Event class Summary Detailed Debug
run_started, run_finished exact exact exact
runtime_error, component_error exact exact exact
component_begin, component_end aggregated latency plus latest exact exact
scheduler_epoch_begin, scheduler_epoch_end aggregated exact or partial exact or partial
channel_publish, channel_commit aggregated sampled or filtered exact for selected channels
channel_drop, channel_reject, channel_overwrite exact exact exact
trigger_ready, trigger_suppressed aggregated sampled or filtered exact for selected components
async_admission aggregated exact exact
async_reject, async_drop exact exact exact
loop_iteration aggregated plus latest residual exact exact
loop_converged, loop_error, loop_budget_overrun, loop_max_iterations_hit exact exact exact
health_event exact within bounded retention exact exact
observer_drop_summary exact exact exact
assertion_fail exact exact exact
assertion_pass, assertion_pending aggregated exact exact

UI frame event

SSE dashboard streams should batch collector output instead of pushing every hot event as a separate browser message.

{
  "observe_schema_version": "1",
  "kind": "ui_frame",
  "run_id": "run-20260507-001",
  "frame_seq": 120,
  "window_ms": 50,
  "event_count": 1400,
  "dropped_event_count_delta": 0,
  "exactness": "aggregated",
  "events": [
    {"kind": "component_error", "component_id": "filter", "severity": "error"}
  ],
  "summaries": {
    "components": {
      "filter": {
        "execution_count_delta": 10,
        "last_duration_ns": 9000,
        "max_duration_ns": 12000
      }
    },
    "channels": {
      "source_filter": {
        "publish_count_delta": 1000,
        "delivery_count_delta": 998,
        "drop_count_delta": 0,
        "max_depth": 4
      }
    }
  }
}

Default UI frame cadence is approximately 50 ms.

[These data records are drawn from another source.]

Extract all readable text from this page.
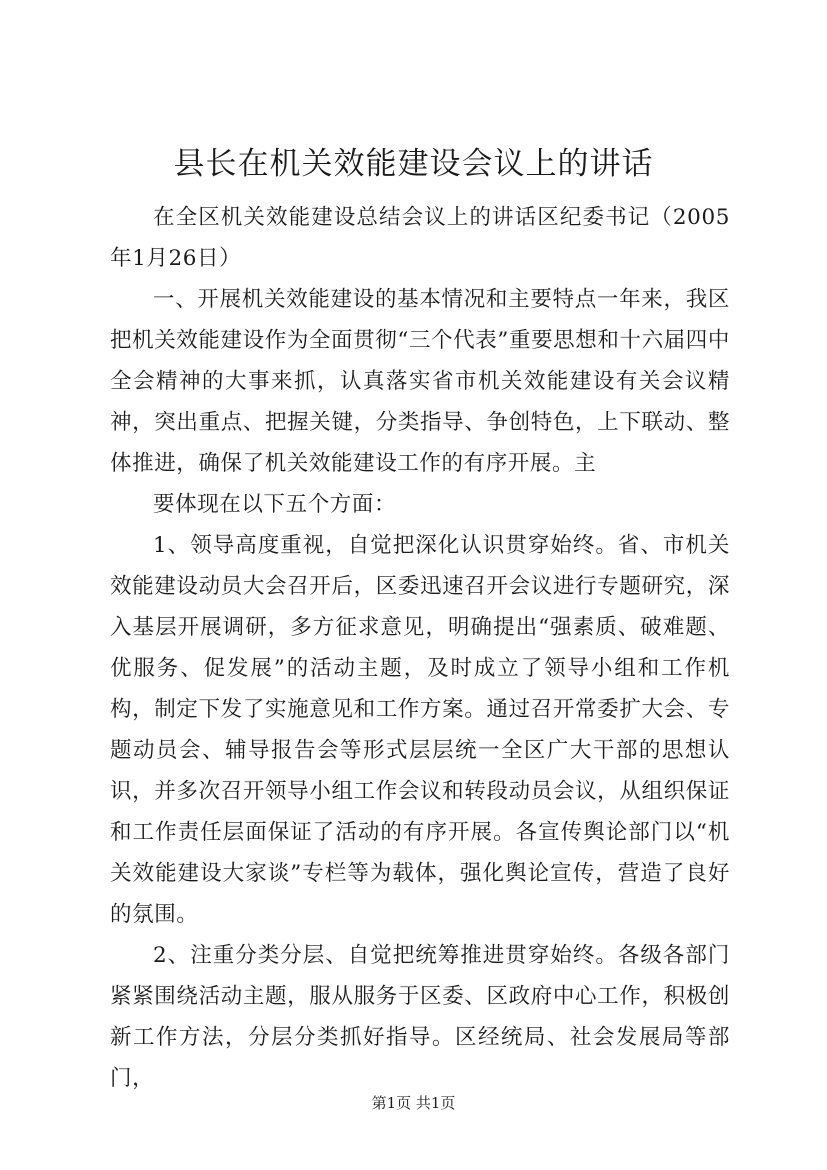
县长在机关效能建设会议上的讲话

在全区机关效能建设总结会议上的讲话区纪委书记（2005年1月26日）

一、开展机关效能建设的基本情况和主要特点一年来，我区把机关效能建设作为全面贯彻“三个代表”重要思想和十六届四中全会精神的大事来抓，认真落实省市机关效能建设有关会议精神，突出重点、把握关键，分类指导、争创特色，上下联动、整体推进，确保了机关效能建设工作的有序开展。主

要体现在以下五个方面：

1、领导高度重视，自觉把深化认识贯穿始终。省、市机关效能建设动员大会召开后，区委迅速召开会议进行专题研究，深入基层开展调研，多方征求意见，明确提出“强素质、破难题、优服务、促发展”的活动主题，及时成立了领导小组和工作机构，制定下发了实施意见和工作方案。通过召开常委扩大会、专题动员会、辅导报告会等形式层层统一全区广大干部的思想认识，并多次召开领导小组工作会议和转段动员会议，从组织保证和工作责任层面保证了活动的有序开展。各宣传舆论部门以“机关效能建设大家谈”专栏等为载体，强化舆论宣传，营造了良好的氛围。

2、注重分类分层、自觉把统筹推进贯穿始终。各级各部门紧紧围绕活动主题，服从服务于区委、区政府中心工作，积极创新工作方法，分层分类抓好指导。区经统局、社会发展局等部门，

第1页 共1页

Raw browser-side event history must be bounded by default.

Observer drop summary

Overflow is reported without blocking producers.

{
  "observe_schema_version": "1",
  "kind": "observer_drop_summary",
  "run_id": "run-20260507-001",
  "stream_id": "lane:main",
  "local_seq": 129,
  "display_seq": 2048,
  "severity": "warning",
  "exactness": "lossy",
  "dropped_event_count": 1842,
  "window_start_mono_ns": 120000000,
  "window_end_mono_ns": 170000000,
  "affected_kind": "channel_publish"
}

Assertion events

Live assertions use their own schema version and are emitted by collector/tooling only.

{"observe_schema_version":"1","kind":"assertion_registered","assertion_schema_version":"1","assertion_id":"no_channel_drops","exactness":"exact"}
{"observe_schema_version":"1","kind":"assertion_pass","assertion_schema_version":"1","assertion_id":"no_runtime_errors","exactness":"exact"}
{"observe_schema_version":"1","kind":"assertion_fail","assertion_schema_version":"1","assertion_id":"sink_receives_by_epoch_3","reason":"eventually condition not satisfied","exactness":"exact"}
{"observe_schema_version":"1","kind":"assertion_pending","assertion_schema_version":"1","assertion_id":"loop_converges","exactness":"exact"}

Payload preview metadata

Default observe output may include payload metadata only:

  • payload_type_id
  • payload_size_bytes
  • payload_sequence
  • payload_timestamp
  • optional bounded hash

Payload body preview requires debug, explicit component/channel filters, and a hard byte limit. Preview must not extend payload ownership or require deep copies.